Court Koehler: As far as the amount of debt that they have, there is actually a limit, but there’s not a minimum amount. There’s a maximum amount of debt that you can have and file Chapter 13 bankruptcy, but there’s no minimum. If you’re $5 behind, it wouldn’t really make sense for you to file bankruptcy, but you could if you wanted.

Interviewer: First of all, how does one qualify for Chapter 13? Could you go back on that?

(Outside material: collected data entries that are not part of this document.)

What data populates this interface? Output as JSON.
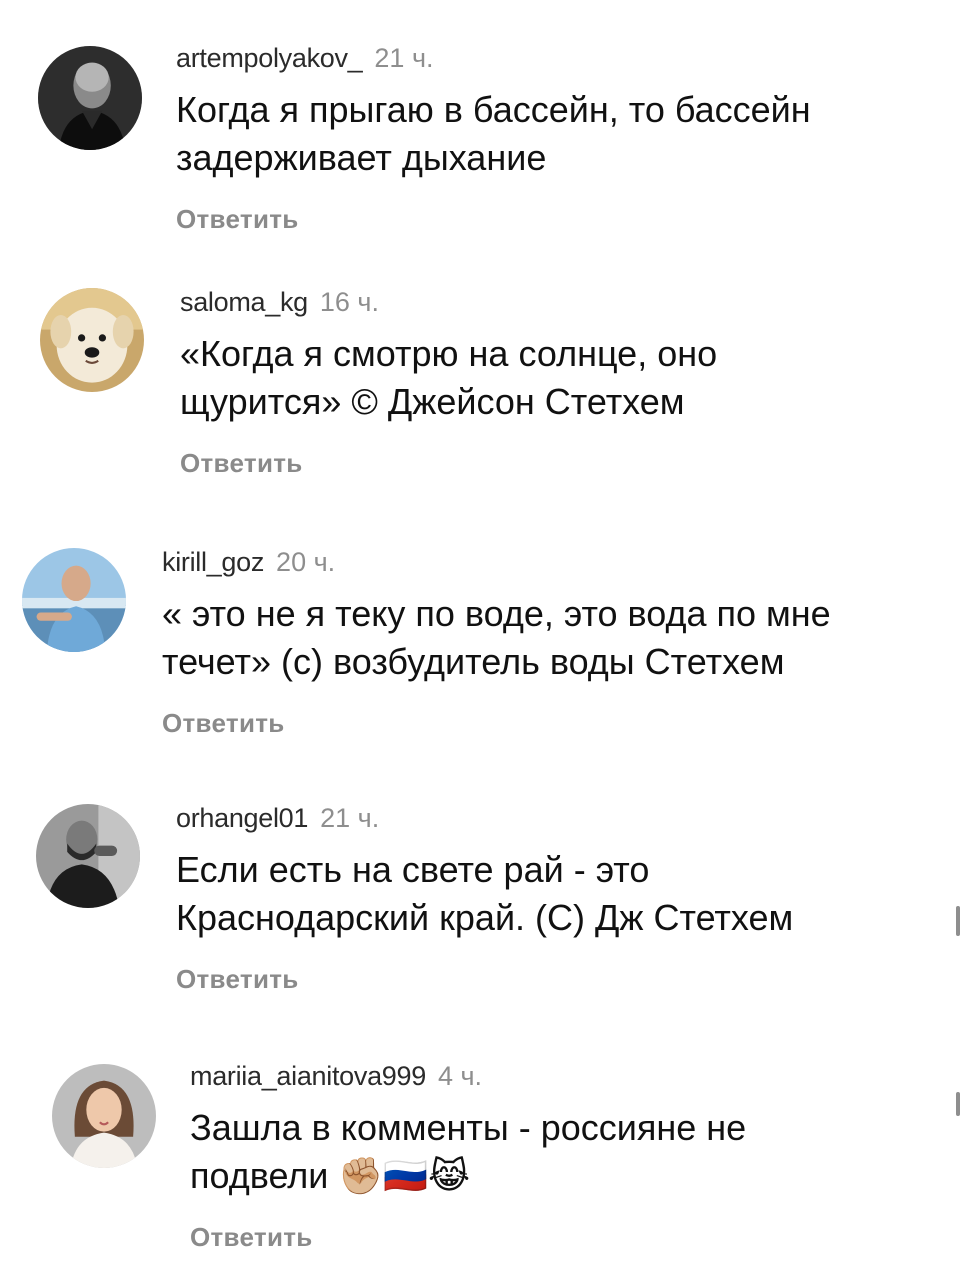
{
  "reply_label": "Ответить",
  "comments": [
    {
      "username": "artempolyakov_",
      "time": "21 ч.",
      "text": "Когда я прыгаю в бассейн, то бассейн\nзадерживает дыхание",
      "avatar": "man-bald-dark-avatar"
    },
    {
      "username": "saloma_kg",
      "time": "16 ч.",
      "text": "«Когда я смотрю на солнце, оно\nщурится» © Джейсон Стетхем",
      "avatar": "dog-avatar"
    },
    {
      "username": "kirill_goz",
      "time": "20 ч.",
      "text": "« это не я теку по воде, это вода по мне\nтечет» (с) возбудитель воды Стетхем",
      "avatar": "man-bald-blue-shirt-avatar"
    },
    {
      "username": "orhangel01",
      "time": "21 ч.",
      "text": "Если есть на свете рай - это\nКраснодарский край. (С) Дж Стетхем",
      "avatar": "man-bearded-grayscale-avatar"
    },
    {
      "username": "mariia_aianitova999",
      "time": "4 ч.",
      "text": "Зашла в комменты - россияне не\nподвели ✊🏼🇷🇺😹",
      "avatar": "woman-avatar"
    }
  ],
  "colors": {
    "username": "#2b2b2b",
    "time": "#8e8e8e",
    "text": "#111111",
    "reply": "#8a8a8a"
  }
}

Court Koehler: Well, one of the differences between Chapter 7 and Chapter 13 is that Chapter 13 is designed for people that have a regular income, whereas with Chapter 7, you don’t necessarily have that. In Chapter 13, you have to have some sort of means to pay the payment plan in order for your plan to get confirmed by the judge and accepted.

Really, the only requirement is that you need to have some form of income, so usually that means a job. A lot of times, you’re underemployed or you’ve taken a pay cut or something like that. Or maybe it’s a husband and wife and one of them has lost a job, so you still have some income but it’s not as much as it was before and you’re getting behind or something like that.

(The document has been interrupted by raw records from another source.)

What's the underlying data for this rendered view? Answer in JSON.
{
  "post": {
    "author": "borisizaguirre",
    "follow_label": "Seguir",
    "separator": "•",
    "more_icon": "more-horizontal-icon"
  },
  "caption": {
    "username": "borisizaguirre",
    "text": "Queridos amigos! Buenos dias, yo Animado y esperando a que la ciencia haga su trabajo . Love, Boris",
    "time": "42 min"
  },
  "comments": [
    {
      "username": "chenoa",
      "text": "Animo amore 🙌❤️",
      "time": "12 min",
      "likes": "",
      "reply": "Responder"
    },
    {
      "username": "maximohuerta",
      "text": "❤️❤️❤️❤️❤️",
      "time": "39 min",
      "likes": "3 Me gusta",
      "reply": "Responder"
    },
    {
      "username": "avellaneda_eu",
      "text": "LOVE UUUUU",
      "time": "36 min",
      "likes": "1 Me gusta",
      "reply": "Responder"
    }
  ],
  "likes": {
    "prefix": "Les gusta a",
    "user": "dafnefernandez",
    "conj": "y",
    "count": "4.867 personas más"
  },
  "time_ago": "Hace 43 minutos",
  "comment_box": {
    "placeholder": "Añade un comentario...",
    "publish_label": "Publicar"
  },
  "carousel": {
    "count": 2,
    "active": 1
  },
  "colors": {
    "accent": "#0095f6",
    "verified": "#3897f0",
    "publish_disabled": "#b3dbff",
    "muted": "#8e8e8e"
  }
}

Interviewer: What would disqualify someone from being able to apply for Chapter 13?

Court Koehler: Well, if you have filed bankruptcy or if you receive Chapter 7 discharge within the past seven or eight years, then you can’t receive another discharge. You can still file a Chapter 13 bankruptcy and can be protected from lawsuits and garnishments and things like that. At the end of the Chapter 13 bankruptcy, you won’t receive a discharge. It’s less helpful, but it can help sometimes. There’s no kind of disqualification for entering a Chapter 13 plan unless you’ve done it recently.

Interviewer: How often can someone file for bankruptcy? Is it something they could do several times or is it just like once something only?

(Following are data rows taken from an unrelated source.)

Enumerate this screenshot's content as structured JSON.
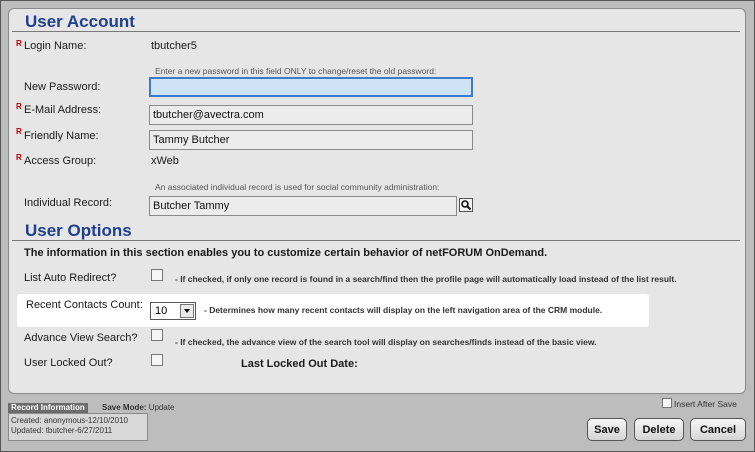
{
  "user_account": {
    "title": "User Account",
    "req_marker": "R",
    "login_name": {
      "label": "Login Name:",
      "value": "tbutcher5"
    },
    "new_password": {
      "label": "New Password:",
      "hint": "Enter a new password in this field ONLY to change/reset the old password:",
      "value": ""
    },
    "email": {
      "label": "E-Mail Address:",
      "value": "tbutcher@avectra.com"
    },
    "friendly_name": {
      "label": "Friendly Name:",
      "value": "Tammy Butcher"
    },
    "access_group": {
      "label": "Access Group:",
      "value": "xWeb"
    },
    "individual_record": {
      "label": "Individual Record:",
      "hint": "An associated individual record is used for social community administration:",
      "value": "Butcher Tammy"
    }
  },
  "user_options": {
    "title": "User Options",
    "intro": "The information in this section enables you to customize certain behavior of netFORUM OnDemand.",
    "list_auto_redirect": {
      "label": "List Auto Redirect?",
      "desc": "- If checked, if only one record is found in a search/find then the profile page will automatically load instead of the list result.",
      "checked": false
    },
    "recent_contacts": {
      "label": "Recent Contacts Count:",
      "value": "10",
      "desc": "- Determines how many recent contacts will display on the left navigation area of the CRM module."
    },
    "advance_view": {
      "label": "Advance View Search?",
      "desc": "- If checked, the advance view of the search tool will display on searches/finds instead of the basic view.",
      "checked": false
    },
    "user_locked_out": {
      "label": "User Locked Out?",
      "checked": false
    },
    "last_locked_out": {
      "label": "Last Locked Out Date:"
    }
  },
  "footer": {
    "record_info": "Record Information",
    "save_mode_label": "Save Mode:",
    "save_mode_value": "Update",
    "created": "Created: anonymous-12/10/2010",
    "updated": "Updated: tbutcher-6/27/2011",
    "insert_after_save": "Insert After Save",
    "buttons": {
      "save": "Save",
      "delete": "Delete",
      "cancel": "Cancel"
    }
  }
}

Court Koehler: Yeah, there’s no limit necessarily to the amount of times that you can do it. Like I said before, you can only receive a discharge every seven or eight years. I believe it’s eight years. I’m trying to remember. I think it’s eight years after a Chapter 7 discharge. Then for Chapter 13, I believe it’s a shorter period of time. I can’t remember what it is off the top of my head. The bottom line is there’s not necessarily a limit to the number of times that you can file bankruptcy, but you can’t receive a discharge if you’ve done it too often.

Client Morale & Reluctance to File

Interviewer: When you work with a client, are they generally understanding or are they hesitant about bankruptcy?

Court Koehler: Well, everybody’s a little bit hesitant just because it’s a really serious decision and it’s not something that people take lightly or that they should take lightly. It’s a sad thing to have to file bankruptcy. A lot of people are, I want to say, ashamed about it, for lack of a better term. They’re upset that they’re in that situation. They sometimes blame themselves. They’re apprehensive about the bankruptcy process in general.

Sometimes they have apprehensions about the Chapter 13 plan itself, like how much they’re going to be able to pay and for how long it’s going to last and things like that. This goes with the territory. At the end of the day, bankruptcy can really help you out, though, and when I take on a bankruptcy client it’s always because it’s a good thing for them and I believe that it’s going to help them out. As bad as they have to do it, it’s also a good thing, too.